Blogs are funny things – essentially a narcissistic pursuit (unless they have a worthy cause to share) and self indulgent – it’s a wonder that anyone ever reads them. Except of course, for the fact that humans are naturally inquisitive and love a bit of gossip and/or entertainment, which is generally what blogs consist of.

Thanks to following a variety of blogs found through a diverse range of random connections or stumblings-upon, I’ve built up quite a network. Amongst my little group of friends who also read blogs, we have a few shared favourites. Mrs WF and I love crafty ones as well as some of the more ‘Mommy blog’ American variety. In fact, we have been known to text each other in excitement when a Mommy’s given birth or (in my case) when one of our favourite bloggers left me a comment on here – honestly, I’d have squealed out loud had I not been in a large meeting and surreptitiously browsing. It’s a weird world.

Along the way I’ve made a few ‘blogging friends’ – people I’ve never met but whose blogs I’ve come across and commented on, or vice-versa. Is it odd that I’m rooting for a relationship to work out on behalf of a 40 year old woman I don’t know? Or, that I was super-excited to discover a girl my age on the other side of the world who loved Chalet School as much as me? My theory is that such friendships aren’t strange – they’re affirming and generally warm and fuzzy, which is always a good thing.

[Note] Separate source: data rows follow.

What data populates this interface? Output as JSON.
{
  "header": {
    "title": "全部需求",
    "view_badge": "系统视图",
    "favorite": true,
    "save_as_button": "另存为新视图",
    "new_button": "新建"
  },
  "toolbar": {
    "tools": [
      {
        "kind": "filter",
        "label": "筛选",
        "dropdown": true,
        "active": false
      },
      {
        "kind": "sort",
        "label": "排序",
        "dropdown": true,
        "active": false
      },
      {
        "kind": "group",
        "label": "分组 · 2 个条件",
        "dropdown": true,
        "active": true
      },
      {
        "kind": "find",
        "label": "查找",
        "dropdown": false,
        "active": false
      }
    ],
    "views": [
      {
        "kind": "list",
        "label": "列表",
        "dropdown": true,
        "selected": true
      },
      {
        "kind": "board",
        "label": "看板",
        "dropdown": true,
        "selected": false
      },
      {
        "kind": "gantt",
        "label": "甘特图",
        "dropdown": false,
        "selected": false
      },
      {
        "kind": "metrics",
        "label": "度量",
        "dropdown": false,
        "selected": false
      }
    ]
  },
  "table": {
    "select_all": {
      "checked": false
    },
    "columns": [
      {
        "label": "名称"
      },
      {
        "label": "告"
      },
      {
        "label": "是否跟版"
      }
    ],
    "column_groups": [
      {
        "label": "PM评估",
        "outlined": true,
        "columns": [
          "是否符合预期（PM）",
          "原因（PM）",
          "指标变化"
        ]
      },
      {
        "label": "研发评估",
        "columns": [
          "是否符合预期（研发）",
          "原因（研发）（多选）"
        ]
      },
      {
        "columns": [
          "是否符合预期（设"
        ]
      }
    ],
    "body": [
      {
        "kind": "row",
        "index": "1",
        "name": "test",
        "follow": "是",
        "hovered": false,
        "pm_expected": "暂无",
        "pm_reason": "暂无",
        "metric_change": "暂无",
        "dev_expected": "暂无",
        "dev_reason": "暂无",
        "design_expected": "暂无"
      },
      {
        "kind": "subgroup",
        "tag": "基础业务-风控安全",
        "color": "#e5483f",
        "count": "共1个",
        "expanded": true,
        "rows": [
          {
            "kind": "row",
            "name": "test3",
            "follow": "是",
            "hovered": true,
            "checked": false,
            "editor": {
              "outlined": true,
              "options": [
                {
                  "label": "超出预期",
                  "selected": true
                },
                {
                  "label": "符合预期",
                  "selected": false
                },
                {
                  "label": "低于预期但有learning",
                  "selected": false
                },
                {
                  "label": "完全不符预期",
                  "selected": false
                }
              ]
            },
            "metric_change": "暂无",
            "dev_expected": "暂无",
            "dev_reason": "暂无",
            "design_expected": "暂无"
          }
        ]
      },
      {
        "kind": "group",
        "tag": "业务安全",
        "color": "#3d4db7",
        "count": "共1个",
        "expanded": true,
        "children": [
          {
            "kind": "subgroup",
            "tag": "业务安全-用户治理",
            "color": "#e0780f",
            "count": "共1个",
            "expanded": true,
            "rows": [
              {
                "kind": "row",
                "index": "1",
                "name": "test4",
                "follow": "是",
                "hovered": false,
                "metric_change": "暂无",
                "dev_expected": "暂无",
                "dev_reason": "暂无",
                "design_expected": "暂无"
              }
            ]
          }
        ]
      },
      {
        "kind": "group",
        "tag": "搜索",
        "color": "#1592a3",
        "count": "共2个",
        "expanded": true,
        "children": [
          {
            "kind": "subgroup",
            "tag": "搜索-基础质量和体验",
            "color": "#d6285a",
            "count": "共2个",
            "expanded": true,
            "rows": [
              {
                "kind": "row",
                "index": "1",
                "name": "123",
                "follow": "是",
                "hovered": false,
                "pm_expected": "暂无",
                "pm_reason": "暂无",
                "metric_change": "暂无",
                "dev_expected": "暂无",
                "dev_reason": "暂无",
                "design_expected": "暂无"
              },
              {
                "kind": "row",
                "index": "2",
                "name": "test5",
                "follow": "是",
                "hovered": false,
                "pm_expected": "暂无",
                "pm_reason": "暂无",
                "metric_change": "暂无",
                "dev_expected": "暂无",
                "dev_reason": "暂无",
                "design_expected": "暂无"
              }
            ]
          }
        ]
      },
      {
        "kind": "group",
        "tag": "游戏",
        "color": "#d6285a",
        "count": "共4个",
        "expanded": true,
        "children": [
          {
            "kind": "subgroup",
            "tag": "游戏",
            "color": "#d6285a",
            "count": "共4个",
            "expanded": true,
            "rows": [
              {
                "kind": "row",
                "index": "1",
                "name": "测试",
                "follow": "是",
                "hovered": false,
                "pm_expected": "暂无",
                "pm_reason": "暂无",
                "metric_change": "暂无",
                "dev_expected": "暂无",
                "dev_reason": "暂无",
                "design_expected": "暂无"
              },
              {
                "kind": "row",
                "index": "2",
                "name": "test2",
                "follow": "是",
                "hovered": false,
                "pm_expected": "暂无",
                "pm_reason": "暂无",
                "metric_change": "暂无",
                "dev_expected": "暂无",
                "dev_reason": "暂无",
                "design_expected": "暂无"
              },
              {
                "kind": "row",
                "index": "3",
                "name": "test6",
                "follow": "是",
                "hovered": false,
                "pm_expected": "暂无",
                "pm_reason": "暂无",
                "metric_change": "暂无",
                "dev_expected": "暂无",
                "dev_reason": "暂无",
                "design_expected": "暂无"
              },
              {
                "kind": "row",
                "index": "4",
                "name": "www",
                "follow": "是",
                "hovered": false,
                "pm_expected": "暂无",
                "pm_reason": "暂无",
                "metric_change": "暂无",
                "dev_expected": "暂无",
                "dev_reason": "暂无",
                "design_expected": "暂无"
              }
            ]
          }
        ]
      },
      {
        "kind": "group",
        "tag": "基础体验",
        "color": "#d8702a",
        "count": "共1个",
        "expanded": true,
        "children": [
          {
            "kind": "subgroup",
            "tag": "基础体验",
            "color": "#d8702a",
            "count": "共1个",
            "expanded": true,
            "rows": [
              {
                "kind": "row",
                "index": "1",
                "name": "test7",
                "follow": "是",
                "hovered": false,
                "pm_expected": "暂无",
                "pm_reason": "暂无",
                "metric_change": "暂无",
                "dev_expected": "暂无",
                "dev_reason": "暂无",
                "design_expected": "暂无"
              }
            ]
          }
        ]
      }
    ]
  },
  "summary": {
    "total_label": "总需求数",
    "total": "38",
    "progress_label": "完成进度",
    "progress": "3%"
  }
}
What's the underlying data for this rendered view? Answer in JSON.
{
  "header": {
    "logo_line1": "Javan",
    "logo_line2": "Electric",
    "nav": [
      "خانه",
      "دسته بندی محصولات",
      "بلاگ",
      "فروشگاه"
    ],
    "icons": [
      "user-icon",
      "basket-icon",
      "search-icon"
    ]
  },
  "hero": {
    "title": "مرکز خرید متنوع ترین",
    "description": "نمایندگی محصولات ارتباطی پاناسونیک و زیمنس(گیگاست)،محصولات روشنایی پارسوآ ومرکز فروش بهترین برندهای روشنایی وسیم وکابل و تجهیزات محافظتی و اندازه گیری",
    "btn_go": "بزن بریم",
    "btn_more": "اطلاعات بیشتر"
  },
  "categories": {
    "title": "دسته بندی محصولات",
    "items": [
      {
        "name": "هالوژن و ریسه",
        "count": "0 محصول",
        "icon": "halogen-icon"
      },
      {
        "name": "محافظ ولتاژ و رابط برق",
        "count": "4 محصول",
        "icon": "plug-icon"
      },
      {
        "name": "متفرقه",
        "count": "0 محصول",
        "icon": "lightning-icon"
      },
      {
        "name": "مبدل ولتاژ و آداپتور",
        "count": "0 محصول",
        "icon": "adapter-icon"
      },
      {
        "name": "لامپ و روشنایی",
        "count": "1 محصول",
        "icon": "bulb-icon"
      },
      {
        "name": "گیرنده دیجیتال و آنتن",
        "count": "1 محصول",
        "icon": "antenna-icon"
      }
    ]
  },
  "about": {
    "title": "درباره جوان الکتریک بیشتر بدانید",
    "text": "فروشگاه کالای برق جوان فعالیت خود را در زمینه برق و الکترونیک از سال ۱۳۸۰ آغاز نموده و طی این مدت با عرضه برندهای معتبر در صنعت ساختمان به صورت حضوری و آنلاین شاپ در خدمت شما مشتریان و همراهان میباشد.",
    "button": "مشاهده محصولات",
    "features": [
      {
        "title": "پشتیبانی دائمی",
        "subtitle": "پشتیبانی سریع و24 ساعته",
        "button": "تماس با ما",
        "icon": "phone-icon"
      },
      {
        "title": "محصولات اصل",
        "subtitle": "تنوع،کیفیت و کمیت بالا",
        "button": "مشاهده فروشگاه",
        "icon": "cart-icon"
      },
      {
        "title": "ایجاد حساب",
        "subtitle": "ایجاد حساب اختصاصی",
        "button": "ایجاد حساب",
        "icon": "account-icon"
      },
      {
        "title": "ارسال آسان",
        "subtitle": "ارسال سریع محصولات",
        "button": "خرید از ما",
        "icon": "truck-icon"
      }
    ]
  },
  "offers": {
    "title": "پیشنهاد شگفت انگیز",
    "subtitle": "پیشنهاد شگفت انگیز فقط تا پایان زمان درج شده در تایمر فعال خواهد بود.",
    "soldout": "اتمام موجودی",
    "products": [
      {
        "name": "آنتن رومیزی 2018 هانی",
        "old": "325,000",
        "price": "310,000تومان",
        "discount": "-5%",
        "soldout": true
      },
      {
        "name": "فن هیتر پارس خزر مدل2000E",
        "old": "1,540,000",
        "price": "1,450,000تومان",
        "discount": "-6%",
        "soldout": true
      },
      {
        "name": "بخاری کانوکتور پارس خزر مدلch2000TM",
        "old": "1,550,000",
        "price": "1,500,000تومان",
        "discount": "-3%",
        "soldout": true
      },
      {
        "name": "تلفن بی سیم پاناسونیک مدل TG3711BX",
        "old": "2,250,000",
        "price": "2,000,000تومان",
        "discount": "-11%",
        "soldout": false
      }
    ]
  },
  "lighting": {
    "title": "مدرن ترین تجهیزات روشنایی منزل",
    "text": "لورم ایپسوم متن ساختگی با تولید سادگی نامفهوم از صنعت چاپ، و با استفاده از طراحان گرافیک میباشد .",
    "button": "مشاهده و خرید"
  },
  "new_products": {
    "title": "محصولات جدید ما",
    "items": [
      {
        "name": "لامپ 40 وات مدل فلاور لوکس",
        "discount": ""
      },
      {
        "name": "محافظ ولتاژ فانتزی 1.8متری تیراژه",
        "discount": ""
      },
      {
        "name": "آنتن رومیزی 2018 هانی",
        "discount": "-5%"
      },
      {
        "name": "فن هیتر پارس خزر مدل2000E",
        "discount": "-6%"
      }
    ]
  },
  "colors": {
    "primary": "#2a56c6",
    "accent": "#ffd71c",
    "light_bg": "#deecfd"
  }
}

Sometimes I’m a little unsure about comment etiquette. Obviously, the original point of blogs was that you could comment and generate discussion, but I wonder if these days some bloggers forget their ramblings are visible to the entire world. Occasionally, I fear revealing my ‘lurker’ status, feeling a little stalkerish in my anonymous enjoyment of their writing and life – but surely they want people to read it, else they wouldn’t have created it?

I most definitely enjoy and appreciate random visitors. I love checking my stats and discovering how they found me. I generate wild and ridiculous fantasies about some of my more exotic regular visitors, and only very occasionally do I reject comments that I’m not keen on.

All this is a rather protracted preamble to my telling of a rather geeky moment that took place last week and is most definitely in my top 10 highlights of the holiday. One afternoon while enjoying a pleasant bbq I met the author of a blog I’ve been reading on and off for the last couple of years. Being fellow residents of the impossibly small Christian world, it was perhaps inevitable that this would happen – before you factor in my knowing her sister (something I didn’t fully realise for quite a while) and having a couple of mutual friends. It was all the more amusing/cringeworthy that this encounter took place in front of a select band of friends and acquaintances, at least one of whom has since mocked me for my geekiness.

It essentially consisted of me introducing myself with “Hi, we’ve never met and this sounds really geeky, but I read your blog…” – I felt like such a nerd! However, it was followed by their realisation that they’d also read mine sporadically (thank the Lord yet again for my highly unusual surname). Some mutual blogging love was shared in slightly high pitched, giggly voices and the world became a happier place. Honestly, on days when life is feeling a bit rubbish, the compliment I was paid will be remembered and I will smile…

Moments like this people, are why blogging’s most definitely a good thing.